Absolutely wrong. He specifically said he would raise up his own body. It is the God of the God-man who would do this, not the created flesh creature who Christians teach is not the Almighty and who bled on the cross.
Jesus made it clear that he would resurrect himself from the dead. Referring to his body Jesus said, “Destroy this temple, and in three days I will raise it up,” (John 2:19-22). Acts 2:32 appears to contradict Jesus. It provides, “This Jesus God raised up” (see also Galatians 1:1). To resolve this inconsistency the Jehovah's Witnesses argue that John 2:19-22 does not really mean that Jesus would raise himself up, even though it says so, but that “Jesus himself was responsible for his resurrection” (Reasoning, 423,424). They rely on Luke 8:43-48 where the ill woman with the flow of blood was healed not because she healed herself but because she exercised faith in Christ’s power to heal (ibid., 423), and this exercise of faith made her responsible for the healing.
This analogy, however, is misplaced because John 10:17, 18 says that Christ’s power to resurrect himself was a command (NAB) or charge (RS) given to Jesus from the Father. Yes, he was responsible for his resurrection as the obedient servant on a mission, but he also exercised a power granted to Him to raise Himself from the dead, a power and command which the ill woman of Luke 8:43-48 was not given, and who was not the product of a hypostatic union of God and woman.
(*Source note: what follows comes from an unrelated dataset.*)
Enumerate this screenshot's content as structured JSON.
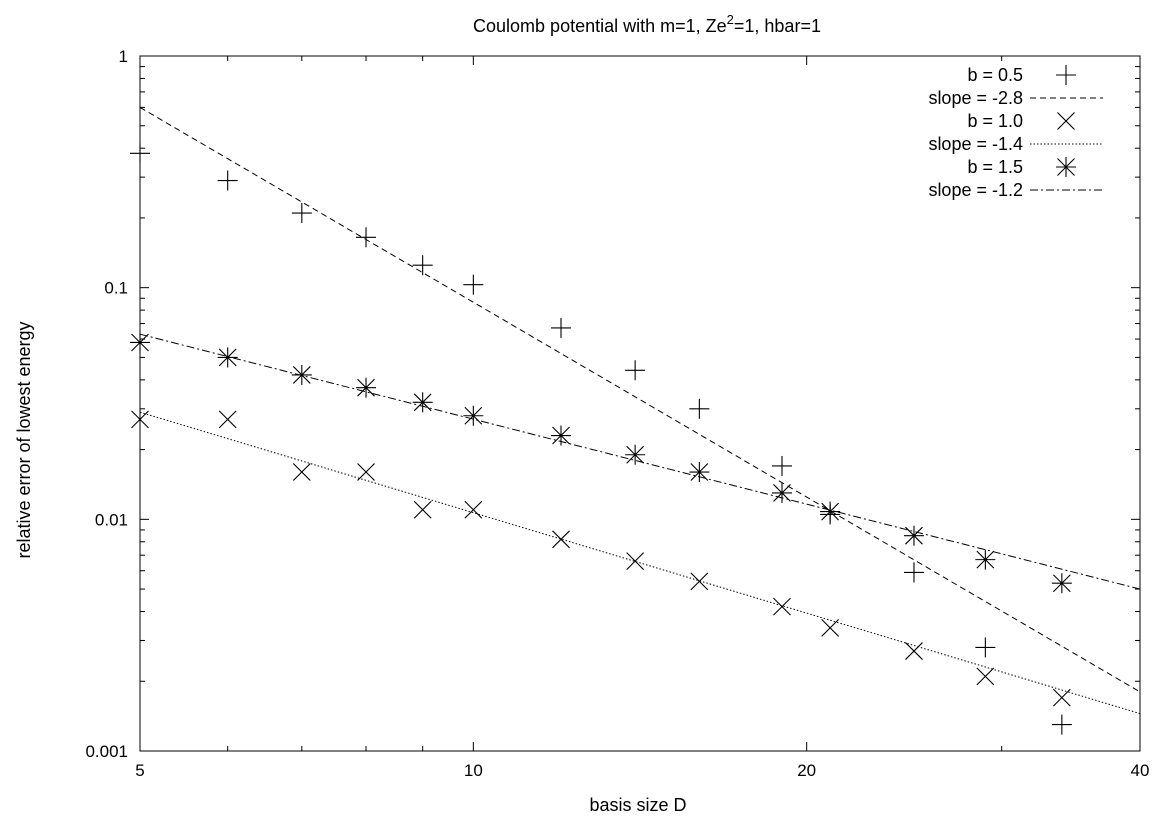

This is why the Father loves me, because I lay down my life in order to take it up again. No one takes it from me, but I lay it down on my own. I have power to lay it down, and power to take it up again. This command I have received from my Father. (John 10:17, 18 NAB)
Jesus was not talking about some abstract “responsibility” for his resurrection as the Jehovah's Witnesses claim (Reasoning, 424). The language is unambiguous. He had the “power,” and he exercised it.